Personaje principal de las novelas La conquista del reino de Maya (v.) y su continuación Los trabajos del infatigable creador Pío Cid, del español Ángel Ganivet y García de Lara (1865-1898).
Pío Cid — física y espiritualmente contrafigura del autor — lleva en su nombre el doble símbolo de la «pietas» y de la fuerza. Y, paradójicamente, es el hombre que no tiene fe ni cree en la fuerza. Los años de su infancia, transcurridos en Andalucía-, son los de un muchacho cualquiera. Pero en cuanto tiene que elegir su camino, Pío Cid empieza a darse cuenta de que la carrera que le indican — la del foro — no satisface sus imprecisas exigencias espirituales. Intenta entonces el comercio, con cierta fortuna, en los más diversos países.
Pero la insatisfacción sigue persiguiéndole. Trasladado a África, abre un bazar europeo en Tabora y penetra en el Tanganica. Va a parar al país de Ruanda — el país de los maya—, se salva por los pelos y, montado en un hipopótamo, aparece a los ojos estupefactos de una tribu de primitivos. Los negros le aceptan por jefe, y el reino de Maya conoce gracias a él eso que se llama la civilización. Una civilización en la que Pío no tiene la menor fe, pero que le parece divertido experimentar por mero gusto. Luego, a la diversión sucede el hastío y tal vez cierto remordimiento. Y Pío Cid deja su reino y regresa a España. Su obra civilizadora se ha limitado a destruir la felicidad de los primitivos, le echa en cara la sombra de Hernán Cortés.
Pero Pío no había creído jamás en la colonización. Adondequiera que mire, detrás de la fachada sólo encuentra el vacío más desolador y desesperado. Tal vez sea el reflejo de su vacío interior, que intenta en vano llenar. Aquel que quiere ser ante todo hombre de acción, una vez en España, sin cambiar sustancialmente nada, tiende a concebir la acción como algo más eminentemente espiritual. Y abandonando sus experimentos colonizadores de negros, y renegando de ellos, se entrega a la colonización espiritual de sus compatriotas. Si una fuerza posee, la debe a aquel complejo de elementos discordantes que forman su personalidad, «mezcla de energía y abandono, de virtudes y perversidad, de serenidad y burla».

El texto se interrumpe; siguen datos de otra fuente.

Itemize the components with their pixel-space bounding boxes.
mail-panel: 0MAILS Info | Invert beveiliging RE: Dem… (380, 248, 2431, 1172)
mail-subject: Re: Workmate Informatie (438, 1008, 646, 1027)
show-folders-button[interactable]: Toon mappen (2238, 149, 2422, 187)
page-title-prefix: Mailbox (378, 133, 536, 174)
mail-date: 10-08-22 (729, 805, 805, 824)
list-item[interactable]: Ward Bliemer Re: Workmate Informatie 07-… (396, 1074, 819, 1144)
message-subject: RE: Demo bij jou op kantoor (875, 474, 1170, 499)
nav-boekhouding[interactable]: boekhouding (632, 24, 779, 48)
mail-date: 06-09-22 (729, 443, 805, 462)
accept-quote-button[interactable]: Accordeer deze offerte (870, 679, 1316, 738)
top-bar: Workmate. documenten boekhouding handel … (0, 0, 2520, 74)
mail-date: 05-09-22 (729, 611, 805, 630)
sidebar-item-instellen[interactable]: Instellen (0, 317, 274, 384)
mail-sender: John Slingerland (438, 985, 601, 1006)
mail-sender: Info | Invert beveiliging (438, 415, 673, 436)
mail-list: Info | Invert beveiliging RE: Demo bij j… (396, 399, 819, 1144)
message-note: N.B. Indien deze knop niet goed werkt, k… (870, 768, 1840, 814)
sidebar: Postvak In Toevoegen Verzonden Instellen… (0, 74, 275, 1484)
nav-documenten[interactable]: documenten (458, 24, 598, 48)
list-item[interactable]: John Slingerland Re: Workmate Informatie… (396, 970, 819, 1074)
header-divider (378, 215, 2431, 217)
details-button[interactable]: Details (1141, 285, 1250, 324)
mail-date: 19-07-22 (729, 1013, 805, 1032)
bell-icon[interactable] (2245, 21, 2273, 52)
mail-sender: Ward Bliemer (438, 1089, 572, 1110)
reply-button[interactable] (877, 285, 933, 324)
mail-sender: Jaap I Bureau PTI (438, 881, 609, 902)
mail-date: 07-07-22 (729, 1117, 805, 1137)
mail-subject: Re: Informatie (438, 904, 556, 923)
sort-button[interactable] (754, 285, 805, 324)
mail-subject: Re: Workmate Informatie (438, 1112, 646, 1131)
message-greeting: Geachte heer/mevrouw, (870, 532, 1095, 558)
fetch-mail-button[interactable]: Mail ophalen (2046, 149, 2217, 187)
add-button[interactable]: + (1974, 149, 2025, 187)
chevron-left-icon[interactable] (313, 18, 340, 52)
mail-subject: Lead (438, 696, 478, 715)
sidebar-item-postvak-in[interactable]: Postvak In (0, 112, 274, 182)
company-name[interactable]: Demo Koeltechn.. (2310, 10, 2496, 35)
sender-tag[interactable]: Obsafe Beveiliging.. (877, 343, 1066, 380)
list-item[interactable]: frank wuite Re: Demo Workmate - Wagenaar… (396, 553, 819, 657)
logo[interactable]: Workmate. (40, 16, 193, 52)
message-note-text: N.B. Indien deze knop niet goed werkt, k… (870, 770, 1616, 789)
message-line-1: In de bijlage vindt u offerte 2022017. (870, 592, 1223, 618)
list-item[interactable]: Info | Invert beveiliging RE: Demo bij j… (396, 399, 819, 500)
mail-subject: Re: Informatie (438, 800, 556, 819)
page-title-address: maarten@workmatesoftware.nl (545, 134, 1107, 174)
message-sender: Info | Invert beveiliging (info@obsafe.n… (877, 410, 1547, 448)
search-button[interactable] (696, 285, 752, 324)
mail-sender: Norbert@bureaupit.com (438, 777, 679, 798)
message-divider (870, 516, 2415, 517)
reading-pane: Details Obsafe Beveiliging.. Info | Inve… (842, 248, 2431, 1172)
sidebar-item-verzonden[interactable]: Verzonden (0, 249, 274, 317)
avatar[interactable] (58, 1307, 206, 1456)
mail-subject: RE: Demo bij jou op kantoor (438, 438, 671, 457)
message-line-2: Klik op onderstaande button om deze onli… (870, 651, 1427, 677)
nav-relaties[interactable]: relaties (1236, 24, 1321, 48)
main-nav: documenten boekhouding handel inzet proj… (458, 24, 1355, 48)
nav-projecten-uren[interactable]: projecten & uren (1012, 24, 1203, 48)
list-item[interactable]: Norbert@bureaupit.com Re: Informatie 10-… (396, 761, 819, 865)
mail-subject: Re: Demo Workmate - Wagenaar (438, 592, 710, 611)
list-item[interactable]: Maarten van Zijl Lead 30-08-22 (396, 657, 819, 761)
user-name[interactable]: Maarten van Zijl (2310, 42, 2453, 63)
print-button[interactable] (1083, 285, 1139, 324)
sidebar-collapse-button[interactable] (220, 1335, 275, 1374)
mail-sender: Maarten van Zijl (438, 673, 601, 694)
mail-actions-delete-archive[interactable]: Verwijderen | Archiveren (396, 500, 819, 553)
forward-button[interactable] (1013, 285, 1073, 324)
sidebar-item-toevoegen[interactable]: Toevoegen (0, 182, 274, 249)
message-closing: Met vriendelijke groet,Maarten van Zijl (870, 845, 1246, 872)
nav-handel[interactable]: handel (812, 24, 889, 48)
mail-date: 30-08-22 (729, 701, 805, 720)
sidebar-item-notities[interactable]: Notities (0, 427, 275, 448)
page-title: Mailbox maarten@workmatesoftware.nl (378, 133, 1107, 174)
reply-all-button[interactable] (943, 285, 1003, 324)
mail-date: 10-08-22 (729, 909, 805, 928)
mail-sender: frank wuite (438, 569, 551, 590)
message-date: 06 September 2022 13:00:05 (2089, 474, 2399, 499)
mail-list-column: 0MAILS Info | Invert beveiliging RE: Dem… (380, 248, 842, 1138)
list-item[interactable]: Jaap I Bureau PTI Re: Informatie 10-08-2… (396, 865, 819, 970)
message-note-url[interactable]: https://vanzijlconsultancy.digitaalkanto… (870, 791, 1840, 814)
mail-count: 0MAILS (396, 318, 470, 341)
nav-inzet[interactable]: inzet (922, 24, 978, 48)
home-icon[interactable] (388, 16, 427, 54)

Fenómeno importante es su primero y único amor, que aunque aparece tarde en su vida, tiene en ella un papel fundamental y esencial. Sin embargo, ni siquiera el amor basta para darle una razón de ser. Menos que nunca, el pequeño orgullo del pedagogo respetado y obedecido, o del señor venerado por una familia entera o del hombre político. Pío Cid sigue siendo «el hombre de menos fe que existe en el mundo». Intenta formar un poeta, pero abandona la empresa al darse cuenta de que ha topado con un necio. Es candidato al Parlamento, pero proclama en los mítines su absoluta falta de ideas políticas, por cuanto sólo ve una esperanza de vida en el culto intransigente del ánimo y del cerebro en orden a una vida individual y propia que ignore y rechace a la sociedad.
Pío Cid es, a pesar de todo, una criatura superior. Sólo cree y sólo- ama a una cosa: a su yo. «¿Quién soy? Nadie. ¿Qué quiero? Nada. ¿Qué represento? Nada. ¿Qué poseo? Nada. Ahora estoy verdaderamente en camino de ser un hombre de veras, ya que si mi personalidad se rige sin buscar apoyo exterior alguno, quiere decir que está dotada de una íntima fuerza propia». Pero esa tendencia le arrastra a la renuncia total: a su empleo y a sus propósitos colonizadores, al amor de una duquesa a quien su temperamento sedujo, y a su propia actividad educadora. El hombre de acción descubre que le faltan los presupuestos mismos de tal cualidad. Todo falla, dentro y fuera de Pío Cid. Tal vez, si Ganivet hubiese continuado y concluido Los trabajos sabríamos cómo acaba Pío Cid.
Pero el terrible final está abundantemente previsto. En las palabras que cada uno le dirige en Los trabajos se adivina el presentimiento de su condena: «Y además de no tener fe, no tendrá ni el goce de vivir, ni esperanza, ni ilusiones, ni ambiciones (y todo esto poco a poco va muriendo en Pío Cid) y su existencia será como la de un árbol muerto». Pío Cid, que es la más completa negación de los aspectos prácticos de aquello que su nombre indica, es la más trágica expresión de la vida en la concepción de la «generación del 98»: la de quien se ve inexorablemente condenado a ser escéptico, pero al mismo tiempo está desesperado de serlo.